None of the kids have cars. It is too expensive, for one, and there is no place to put them if you live in an apartment, particularly one down the street from a major sporting venue that fills with tens of thousands on a game day. The parking enforcement is ruthless, as befits a straight-ahead no-bullshit city.

There was no fake sugar on the table at the Salt and Pepper Diner on clark Street when I had breakfast with the boys, and lookiing around, there was none to be seen in the whole restaurant. Chicago is a real Midwestern place filled with real Midwestern things. Fakes are not appreciated.

I was a fake, though my visage as a Midwesterner was plausible enough. To enhance it, I purchsed a Cubs t-shirt after the game on Sunday, and discovered that I literally diasppeared into the background noise without a glance from my felllow citizens. Head up, straight ahead. Chicago.

There was a curious thing about this trup, since I also blended into the world of my sons. It was a bit like being a member of a film crew on the set of a reality show. After a while the young men ceased to note my existance, taking me with my Cubbies shirt to be another peice of the background. In Bucktown, we watched sports. In Wrigleyville we watched sports.

This is something different than the way it was growing up in the Midwest long ago, when Dad and his friends had to hang on the rootop to direct the antenna toward Lansing to get a television signal from a blacked-out Lions game in Detroit. The fuzzy black-and-white that popped up ("That's good! Don't move! Don't fall!) was as god as it got.

Today, the young men may not have cars, but they have electronics. There were 52-inch high-definition flat screens in all the apartments we visited. They are remarkable peices of technology, and it occurred to me along the way, that the article in the Atlantic about our technology changing the way we think is absolutely correct. One of my sons friends is a real fanatic =about the Resksins, which obviously has little attraction to the larger Chicago market. Accordingly, he signed up for satellite television, and an NFL viewing package that delivers all the games on Sunday. There is a menu option that permits the display of all the games simultaneously on the screen, five across in two rows. You can move a cursor that directs the audio feed from one little box to another, permitting the watcher to leap from commentary to commentary, Washington to Chicago to LA.

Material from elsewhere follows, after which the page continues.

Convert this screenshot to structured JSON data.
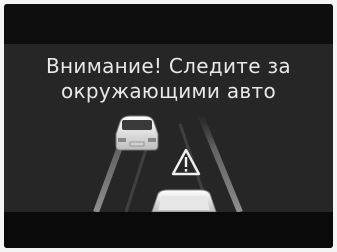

There are all the jokes about men and remote controls for the television, and the way we constantly hop along the channels.

This takes things to an entirely new level, and there was more information pouring off the screen than I could digest. The young men seemed to have no problem with it. They are well conditioned to it all, and were scrolling tohrugh their cell-phones while watching.

This is something new. How the brain is taught to process information from all these disparate information streams has been a topic in the literature for years. But seeing it accelerate before my eyes was a revelation.

City people are a little more aware, a little more focused, than people from the suburbs. They have to be, since there is such a diversity of things happening. It is a sort of urban tax on the senses, and one that the geneations have shared since life began to accelerate in cities like Imperial Rome.

Still, it appears to me that we are paying a much higher tax these days, and our children are becoming citizens of some new place altogether.